Otro era R., un inglés que vivía
seis meses del año en Putney con sus padres y seis meses en Francia. Cuando
estaba en Francia bebía cuatro litros de vino al día, y seis litros los
sábados; una vez había viajado hasta las Azores, porque allí el vino era más
barato que en ningún otro lugar de Europa. Era un tipo amable y dócil, nada
pendenciero ni alborotado y jamás estaba sobrio. Se quedaba en la cama hasta
mediodía, y desde entonces hasta la medianoche se quedaba en su rincón del bistro bebiendo de forma metódica y
callada. Mientras bebía, hablaba, con voz femenina y refinada, de muebles
antiguos. Exceptuándome a mí, R. era el único inglés del barrio.
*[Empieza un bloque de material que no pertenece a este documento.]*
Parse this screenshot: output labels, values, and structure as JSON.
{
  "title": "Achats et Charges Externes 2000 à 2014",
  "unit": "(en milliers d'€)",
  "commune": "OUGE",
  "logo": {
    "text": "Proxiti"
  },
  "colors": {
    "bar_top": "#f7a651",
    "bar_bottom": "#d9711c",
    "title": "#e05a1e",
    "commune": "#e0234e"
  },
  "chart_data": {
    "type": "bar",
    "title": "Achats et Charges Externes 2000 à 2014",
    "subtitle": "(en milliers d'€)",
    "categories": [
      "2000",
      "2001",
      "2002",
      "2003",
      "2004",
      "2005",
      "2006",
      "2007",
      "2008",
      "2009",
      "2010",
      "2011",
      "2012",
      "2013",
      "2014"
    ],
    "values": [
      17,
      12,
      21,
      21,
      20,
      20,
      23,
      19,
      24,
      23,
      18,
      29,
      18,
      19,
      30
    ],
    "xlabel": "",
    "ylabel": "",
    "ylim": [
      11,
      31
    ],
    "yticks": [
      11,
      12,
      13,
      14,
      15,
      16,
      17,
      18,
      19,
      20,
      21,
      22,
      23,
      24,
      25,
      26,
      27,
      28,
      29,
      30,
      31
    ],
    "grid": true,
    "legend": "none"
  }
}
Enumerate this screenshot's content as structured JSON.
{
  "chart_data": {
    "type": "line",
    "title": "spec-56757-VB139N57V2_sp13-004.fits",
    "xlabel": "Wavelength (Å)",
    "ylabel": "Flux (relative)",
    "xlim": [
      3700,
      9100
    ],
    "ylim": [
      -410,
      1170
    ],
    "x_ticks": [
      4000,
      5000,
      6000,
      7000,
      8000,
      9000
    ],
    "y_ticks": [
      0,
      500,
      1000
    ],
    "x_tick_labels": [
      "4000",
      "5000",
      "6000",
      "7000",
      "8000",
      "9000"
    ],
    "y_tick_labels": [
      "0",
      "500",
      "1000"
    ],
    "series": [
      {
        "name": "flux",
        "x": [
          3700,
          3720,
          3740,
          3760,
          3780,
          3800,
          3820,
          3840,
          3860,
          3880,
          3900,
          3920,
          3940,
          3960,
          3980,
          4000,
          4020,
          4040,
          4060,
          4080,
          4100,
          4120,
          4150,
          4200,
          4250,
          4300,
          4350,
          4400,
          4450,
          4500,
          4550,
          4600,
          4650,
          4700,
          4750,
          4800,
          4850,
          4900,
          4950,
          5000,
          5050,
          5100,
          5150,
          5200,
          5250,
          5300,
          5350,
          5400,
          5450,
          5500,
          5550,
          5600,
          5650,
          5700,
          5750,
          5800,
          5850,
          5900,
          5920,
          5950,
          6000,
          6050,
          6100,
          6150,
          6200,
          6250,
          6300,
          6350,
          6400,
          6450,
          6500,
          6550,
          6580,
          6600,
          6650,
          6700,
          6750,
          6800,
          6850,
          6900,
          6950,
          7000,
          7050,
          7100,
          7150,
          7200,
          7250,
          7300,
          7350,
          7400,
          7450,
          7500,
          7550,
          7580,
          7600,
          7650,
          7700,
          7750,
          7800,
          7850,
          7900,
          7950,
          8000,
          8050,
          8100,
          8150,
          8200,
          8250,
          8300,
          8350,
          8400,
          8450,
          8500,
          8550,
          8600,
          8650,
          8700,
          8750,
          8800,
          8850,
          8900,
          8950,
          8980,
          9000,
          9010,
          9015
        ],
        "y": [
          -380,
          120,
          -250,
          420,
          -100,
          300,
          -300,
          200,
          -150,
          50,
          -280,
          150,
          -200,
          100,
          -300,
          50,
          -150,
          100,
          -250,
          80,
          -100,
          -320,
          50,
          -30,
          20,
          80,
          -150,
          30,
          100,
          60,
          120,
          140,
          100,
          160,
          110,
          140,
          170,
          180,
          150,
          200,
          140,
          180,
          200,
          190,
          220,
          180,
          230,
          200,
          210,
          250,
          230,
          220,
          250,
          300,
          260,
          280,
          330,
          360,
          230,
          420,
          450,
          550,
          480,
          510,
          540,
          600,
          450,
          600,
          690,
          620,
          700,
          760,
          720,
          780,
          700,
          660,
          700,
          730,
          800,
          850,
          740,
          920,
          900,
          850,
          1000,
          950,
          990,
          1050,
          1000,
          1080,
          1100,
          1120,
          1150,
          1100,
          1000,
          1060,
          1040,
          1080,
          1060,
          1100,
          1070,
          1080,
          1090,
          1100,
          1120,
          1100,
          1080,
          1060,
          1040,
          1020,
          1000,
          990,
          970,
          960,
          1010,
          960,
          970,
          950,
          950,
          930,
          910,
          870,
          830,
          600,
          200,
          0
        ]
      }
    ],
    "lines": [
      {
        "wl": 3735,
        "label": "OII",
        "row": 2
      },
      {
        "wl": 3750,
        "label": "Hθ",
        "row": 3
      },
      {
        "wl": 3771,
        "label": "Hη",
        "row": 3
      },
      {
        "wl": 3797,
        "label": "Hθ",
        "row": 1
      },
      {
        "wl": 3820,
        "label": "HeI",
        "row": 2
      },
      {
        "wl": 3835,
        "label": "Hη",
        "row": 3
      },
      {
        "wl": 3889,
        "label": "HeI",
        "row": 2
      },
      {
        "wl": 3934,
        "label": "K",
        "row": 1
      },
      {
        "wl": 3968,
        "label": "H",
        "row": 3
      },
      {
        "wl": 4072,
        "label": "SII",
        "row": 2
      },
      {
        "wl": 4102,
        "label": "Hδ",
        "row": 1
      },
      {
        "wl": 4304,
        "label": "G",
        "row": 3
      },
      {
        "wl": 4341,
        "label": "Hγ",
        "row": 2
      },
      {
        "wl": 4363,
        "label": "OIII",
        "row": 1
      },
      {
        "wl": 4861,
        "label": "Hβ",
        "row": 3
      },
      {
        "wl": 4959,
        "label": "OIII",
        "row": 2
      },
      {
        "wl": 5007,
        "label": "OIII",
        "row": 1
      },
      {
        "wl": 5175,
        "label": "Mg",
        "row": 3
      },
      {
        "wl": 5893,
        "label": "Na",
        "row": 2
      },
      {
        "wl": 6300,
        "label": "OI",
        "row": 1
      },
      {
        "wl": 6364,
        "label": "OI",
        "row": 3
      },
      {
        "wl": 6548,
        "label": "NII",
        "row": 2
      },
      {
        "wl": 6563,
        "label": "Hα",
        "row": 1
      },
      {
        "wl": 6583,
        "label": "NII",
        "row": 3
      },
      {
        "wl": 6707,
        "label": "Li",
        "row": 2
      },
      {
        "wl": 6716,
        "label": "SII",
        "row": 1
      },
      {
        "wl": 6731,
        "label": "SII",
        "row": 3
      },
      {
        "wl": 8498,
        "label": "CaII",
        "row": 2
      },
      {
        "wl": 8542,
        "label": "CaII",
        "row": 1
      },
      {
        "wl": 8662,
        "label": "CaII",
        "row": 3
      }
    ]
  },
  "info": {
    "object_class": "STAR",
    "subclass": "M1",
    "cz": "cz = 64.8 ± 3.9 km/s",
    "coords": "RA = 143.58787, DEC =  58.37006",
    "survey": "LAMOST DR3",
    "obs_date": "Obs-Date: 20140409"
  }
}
Había mucha más gente que llevaba
una vida no menos excéntrica: monsieur
Jules, el rumano, que tenía un ojo de cristal y se negaba a admitirlo; Fureux,
el picapedrero del Limousin; Roucolle, el avaro, que murió antes de que yo
llegara; el viejo Laurent, el trapero, que copiaba su firma de un papelito que
llevaba en el bolsillo. Sería entretenido escribir alguna de sus biografías, si
dispusiera de tiempo. Intento describir a la gente de nuestro barrio, no porque
sea curiosa, sino porque todos forman parte de esta historia. Escribo sobre la
pobreza, y mi primer contacto con ella fue en ese barrio. Aquel suburbio, con
su suciedad y sus vidas extrañas, fue al principio una lección de pobreza y
luego el trasfondo de mis propias vivencias. Por eso intento dar una idea de
cómo era la vida en él.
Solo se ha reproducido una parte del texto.